What did they get wrong (or right)?

He got the mechanism right. Tirzepatide reduces appetite. That part is not controversial.

What he got wrong, or at least badly undersold, is risk. Six weeks on a GLP-1/GIP agonist without mentioning nausea, vomiting, gastroparesis risk, pancreatitis, or the well-documented issue of lean mass loss alongside fat loss is a significant omission. Researchers including Wilding et al. (2022, Diabetes, Obesity and Metabolism) have noted that without adequate protein intake and resistance training, GLP-1-class drugs can accelerate muscle loss during caloric restriction.

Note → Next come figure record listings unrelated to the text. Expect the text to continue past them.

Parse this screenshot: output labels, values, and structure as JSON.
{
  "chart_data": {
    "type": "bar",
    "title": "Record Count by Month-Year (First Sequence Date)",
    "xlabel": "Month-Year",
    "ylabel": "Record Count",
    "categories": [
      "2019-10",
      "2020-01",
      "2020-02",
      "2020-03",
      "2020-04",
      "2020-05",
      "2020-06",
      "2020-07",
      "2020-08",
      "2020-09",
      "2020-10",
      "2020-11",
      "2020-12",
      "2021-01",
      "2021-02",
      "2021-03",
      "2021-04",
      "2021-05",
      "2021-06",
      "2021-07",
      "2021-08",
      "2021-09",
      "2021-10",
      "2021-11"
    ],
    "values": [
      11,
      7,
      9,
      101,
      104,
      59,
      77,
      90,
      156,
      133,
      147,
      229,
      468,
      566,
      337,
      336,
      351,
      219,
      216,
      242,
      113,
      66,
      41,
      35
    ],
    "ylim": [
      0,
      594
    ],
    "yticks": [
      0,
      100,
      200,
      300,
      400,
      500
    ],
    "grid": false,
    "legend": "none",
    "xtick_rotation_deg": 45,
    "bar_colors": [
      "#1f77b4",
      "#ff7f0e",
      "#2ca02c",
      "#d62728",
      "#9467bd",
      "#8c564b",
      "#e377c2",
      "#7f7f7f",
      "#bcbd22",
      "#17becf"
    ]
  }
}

His framing of this as 'the future of fitness' is also worth pushing back on. Using a prescription medication to manage hunger in metabolically healthy, lean individuals is a genuinely unsettled area. The SURMOUNT trials enrolled people with BMI over 27 with at least one weight-related comorbidity. Extrapolating those results to already-lean fitness enthusiasts is not supported by the literature.

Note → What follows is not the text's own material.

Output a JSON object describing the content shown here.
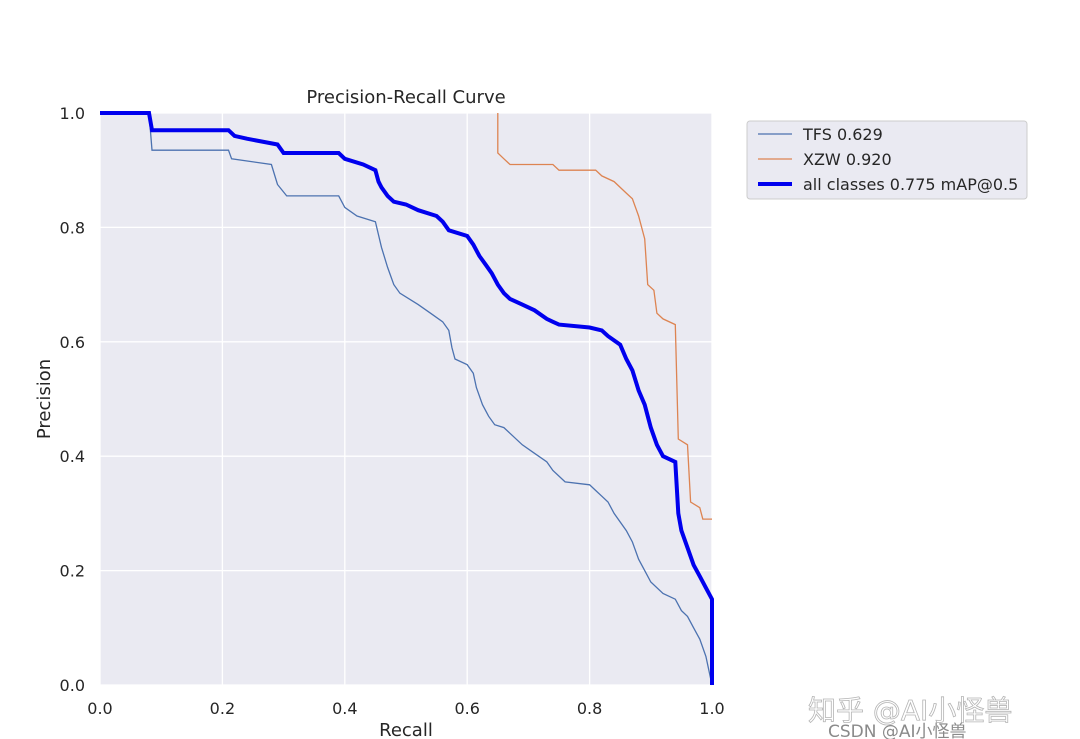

One thing he did get right: the psychological burden of chronic dieting is real. Research on decision fatigue and dietary adherence (Baumeister et al., 2007, Current Directions in Psychological Science) supports the idea that reducing mental load around food decisions can improve outcomes. That part of his argument has a legitimate foundation.

What should you actually know?

Tirzepatide is a prescription drug approved for type 2 diabetes (Mounjaro) and chronic weight management (Zepbound) in specific populations. It is not approved or studied for use in lean, metabolically healthy individuals seeking marginal body composition improvements.

The off-label use he describes, low-dose tirzepatide in already-lean people, has no randomized controlled trial data behind it. That does not mean it has no effect. It means the risk-benefit calculation has not been done in that population. Side effects including nausea, vomiting, gallbladder disease, and potential thyroid C-cell effects (observed in rodent models, flagged by the FDA) are real considerations that his video ignores entirely.

If you're considering a GLP-1 or GIP agonist for weight management, that conversation belongs with a licensed clinician who can review your labs, health history, and actual goals, not a six-week TikTok experiment. The drug may be useful. The dosing, monitoring, and safety context matter enormously.